Alte Deckel werden zu barem Geld: Auf diese Weise kann sich jeder an der Spendenaktion beteiligen. Die Idee dazu kam von Dennis Kissel und einigen Freunden. Er ist Geschäftsführer eines kommunalen Abfallunternehmens im schleswig-holsteinischen Elmenhorst. In einer Kneipe in Spanien entstand die Idee - wieder zurück in Deutschland gründen sie den Verein "Deckel drauf", schaffen die Infrastruktur, entwerfen Flyer und hoffen auf viele Deckelspenden. Das war im Sommer 2014.
"Es hat am Anfang ewig gedauert, bis wir die ersten zwei 36-Kubikmeter-Container voll hatten", erinnert sich Kissel. Voll gefüllt mit Plastikdeckeln ergibt das gut 15 Tonnen. Dafür ist die Euphorie bundesweit mittlerweile umso größer. "In diesem Jahr haben wir schon 200 Tonnen in die Verwertung gegeben", sagt der Vereinsvorsitzende.
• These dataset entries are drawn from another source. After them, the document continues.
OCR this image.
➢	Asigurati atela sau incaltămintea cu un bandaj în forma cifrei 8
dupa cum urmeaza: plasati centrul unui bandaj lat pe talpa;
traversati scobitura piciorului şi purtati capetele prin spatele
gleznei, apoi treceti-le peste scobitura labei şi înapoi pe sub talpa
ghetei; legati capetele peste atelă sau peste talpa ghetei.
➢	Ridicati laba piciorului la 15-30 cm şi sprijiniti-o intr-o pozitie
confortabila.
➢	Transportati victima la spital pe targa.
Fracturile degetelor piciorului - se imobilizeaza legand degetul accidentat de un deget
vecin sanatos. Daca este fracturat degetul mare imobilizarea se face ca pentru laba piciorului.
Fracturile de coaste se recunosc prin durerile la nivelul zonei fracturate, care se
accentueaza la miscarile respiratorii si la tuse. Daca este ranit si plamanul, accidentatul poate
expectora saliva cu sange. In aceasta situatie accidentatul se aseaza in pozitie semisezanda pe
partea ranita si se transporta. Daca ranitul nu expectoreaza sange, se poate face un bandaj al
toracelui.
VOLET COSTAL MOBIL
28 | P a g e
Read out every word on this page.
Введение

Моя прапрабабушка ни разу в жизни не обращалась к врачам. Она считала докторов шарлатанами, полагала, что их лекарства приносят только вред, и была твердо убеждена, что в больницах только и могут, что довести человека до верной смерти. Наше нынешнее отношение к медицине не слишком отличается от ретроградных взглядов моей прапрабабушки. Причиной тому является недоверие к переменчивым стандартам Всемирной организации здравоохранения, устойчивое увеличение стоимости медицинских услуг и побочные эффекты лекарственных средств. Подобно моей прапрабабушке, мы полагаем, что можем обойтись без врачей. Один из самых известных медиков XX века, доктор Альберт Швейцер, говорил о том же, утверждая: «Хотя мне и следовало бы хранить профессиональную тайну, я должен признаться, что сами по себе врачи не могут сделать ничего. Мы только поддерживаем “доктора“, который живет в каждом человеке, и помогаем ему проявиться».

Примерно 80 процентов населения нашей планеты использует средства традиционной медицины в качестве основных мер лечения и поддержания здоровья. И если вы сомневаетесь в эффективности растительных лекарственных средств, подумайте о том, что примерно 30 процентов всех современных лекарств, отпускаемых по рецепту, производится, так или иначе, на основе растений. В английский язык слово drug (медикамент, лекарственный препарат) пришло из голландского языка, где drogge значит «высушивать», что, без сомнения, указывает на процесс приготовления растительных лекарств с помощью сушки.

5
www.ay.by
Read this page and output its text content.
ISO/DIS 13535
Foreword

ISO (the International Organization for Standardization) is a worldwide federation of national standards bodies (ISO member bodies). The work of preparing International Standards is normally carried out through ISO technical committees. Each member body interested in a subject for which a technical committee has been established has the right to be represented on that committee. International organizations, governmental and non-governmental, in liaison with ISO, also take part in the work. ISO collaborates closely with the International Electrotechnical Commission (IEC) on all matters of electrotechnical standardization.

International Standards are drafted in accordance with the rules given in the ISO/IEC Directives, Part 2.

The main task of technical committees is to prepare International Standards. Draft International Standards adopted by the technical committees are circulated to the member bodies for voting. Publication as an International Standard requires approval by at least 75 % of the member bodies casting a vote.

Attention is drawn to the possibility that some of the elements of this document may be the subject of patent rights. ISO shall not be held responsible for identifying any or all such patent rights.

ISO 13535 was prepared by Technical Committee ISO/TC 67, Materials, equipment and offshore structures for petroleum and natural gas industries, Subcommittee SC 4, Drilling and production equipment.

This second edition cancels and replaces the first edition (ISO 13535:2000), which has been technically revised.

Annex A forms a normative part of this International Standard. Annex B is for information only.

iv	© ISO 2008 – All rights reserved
Weil der Verein die Deckelsammelei in Deutschland angestoßen hat, konnten bereits 85.000 Euro erwirtschaftet werden - mit alten Deckeln, die sonst vielleicht in der Müllverbrennung gelandet wären. "Wir sammeln etwas, das nichts wert ist. Aber wir setzen mit ganz vielen Menschen an und bewirken dann etwas", sagt Kissel dazu. Dass die Aktion mittlerweile bundesweit ein so großes Echo auslöst, überrascht ihn immer wieder. "Wenn beim G7-Gipfel in Deutschland das Service-Personal Deckel für uns sammelt, müssen wir schon schlucken."
In der Würzburger Grundschule haben die Kinder der Klasse 4b erst vor wenigen Tagen die 100.000-Deckel-Marke geknackt - das macht etwa 200 Impfungen. Silke Rock, die Klassenlehrerin von Milla, Frieda und Clara, ist begeistert von dem Projekt: "Die Aktion stärkt das Umweltbewusstsein. Es bringt ihnen bei, nicht nur an sich selbst denken, sondern auch an andere", sagt sie. Die Mädchen haben inzwischen alle Deckel gezählt. 860 Stück gingen an dem Morgen durch ihre Finger.
Um ausreichend Nachschub für die nächste Deckel-Zähl-Aktion müssen sie sich keine Sorgen machen. Dafür sorgen sie schließlich auch selbst: "Jeden Samstag, bevor Mama beim Einkaufen alle Pfandflaschen wegbringt, schraube ich immer alle Deckel ab", sagt Frieda und lacht zufrieden.